Another contribution the Government can make to build a more competitive economy is extending the mixed ownership model to four energy SOEs and reducing its shareholding in Air New Zealand, while keeping a majority stake.

I want to talk a little more about that today – and explain why it will be positive for both taxpayers and New Zealand investors if a National-led Government is re-elected in November.

The mixed ownership model is a win-win. New Zealand savers get to invest in good Kiwi companies.

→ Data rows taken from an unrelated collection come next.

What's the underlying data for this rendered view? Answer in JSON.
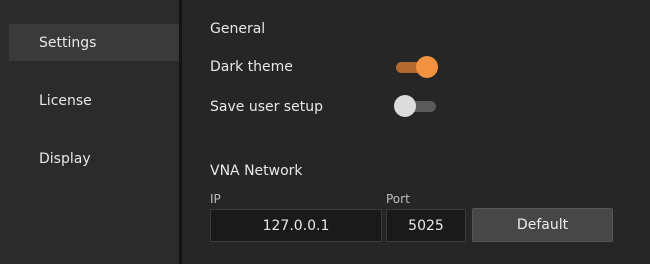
{
  "sidebar": {
    "items": [
      {
        "label": "Settings",
        "active": true
      },
      {
        "label": "License",
        "active": false
      },
      {
        "label": "Display",
        "active": false
      }
    ]
  },
  "general": {
    "title": "General",
    "dark_theme": {
      "label": "Dark theme",
      "enabled": true
    },
    "save_user_setup": {
      "label": "Save user setup",
      "enabled": false
    }
  },
  "network": {
    "title": "VNA Network",
    "ip": {
      "label": "IP",
      "value": "127.0.0.1"
    },
    "port": {
      "label": "Port",
      "value": "5025"
    },
    "default_button": "Default"
  },
  "colors": {
    "accent": "#f2913f",
    "accent_track": "#b3682e",
    "sidebar_bg": "#2b2b2b",
    "content_bg": "#262626"
  }
}
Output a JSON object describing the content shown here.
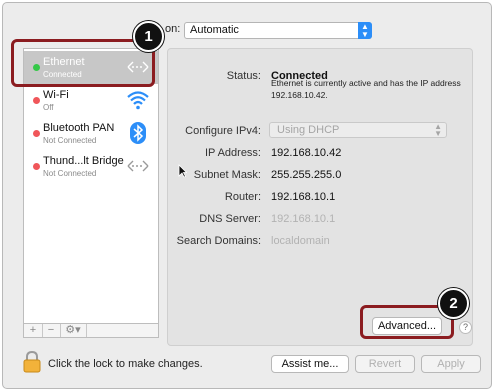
{
  "location": {
    "label_fragment": "on:",
    "value": "Automatic"
  },
  "sidebar": {
    "items": [
      {
        "name": "Ethernet",
        "status": "Connected",
        "dot": "green",
        "icon": "ethernet-arrows-icon"
      },
      {
        "name": "Wi-Fi",
        "status": "Off",
        "dot": "red",
        "icon": "wifi-icon"
      },
      {
        "name": "Bluetooth PAN",
        "status": "Not Connected",
        "dot": "red",
        "icon": "bluetooth-icon"
      },
      {
        "name": "Thund...lt Bridge",
        "status": "Not Connected",
        "dot": "red",
        "icon": "bridge-arrows-icon"
      }
    ],
    "bottom": {
      "add": "+",
      "remove": "−",
      "gear": "⚙▾"
    }
  },
  "details": {
    "status_label": "Status:",
    "status_value": "Connected",
    "status_desc": "Ethernet is currently active and has the IP address 192.168.10.42.",
    "configure_label": "Configure IPv4:",
    "configure_value": "Using DHCP",
    "ip_label": "IP Address:",
    "ip_value": "192.168.10.42",
    "subnet_label": "Subnet Mask:",
    "subnet_value": "255.255.255.0",
    "router_label": "Router:",
    "router_value": "192.168.10.1",
    "dns_label": "DNS Server:",
    "dns_value": "192.168.10.1",
    "search_label": "Search Domains:",
    "search_value": "localdomain",
    "advanced_button": "Advanced...",
    "help_button": "?"
  },
  "footer": {
    "lock_text": "Click the lock to make changes.",
    "assist_button": "Assist me...",
    "revert_button": "Revert",
    "apply_button": "Apply"
  },
  "annotations": {
    "badge1": "1",
    "badge2": "2"
  },
  "colors": {
    "accent": "#2c8ef8",
    "callout": "#8b1c20",
    "connected": "#35c848",
    "disconnected": "#f0565a"
  }
}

And the Government frees up $5 to $7 billion – about 3 per cent of its current assets – over three to five years to buy new assets like schools, hospitals and ultra-fast broadband, without having to borrow from overseas lenders and increase our debt.

The Government will retain at least 51 per cent control of these five SOEs on behalf of all New Zealanders – the same model used successfully for Air New Zealand for nearly 10 years. And Kiwi investors will be at the front of the queue for shares.

The Government manages $220 billion of assets owned by taxpayers – everything from hospitals, state houses, roads and schools to the NZ Super Fund, electricity companies and shares in Air New Zealand.

And these assets are growing rapidly. Over the next five years, we will increase taxpayers’ assets by about $35 billion – or 16 percent.

This figure is net of depreciation – in gross terms, the Government will acquire around $78 billion of extra assets in the next five years.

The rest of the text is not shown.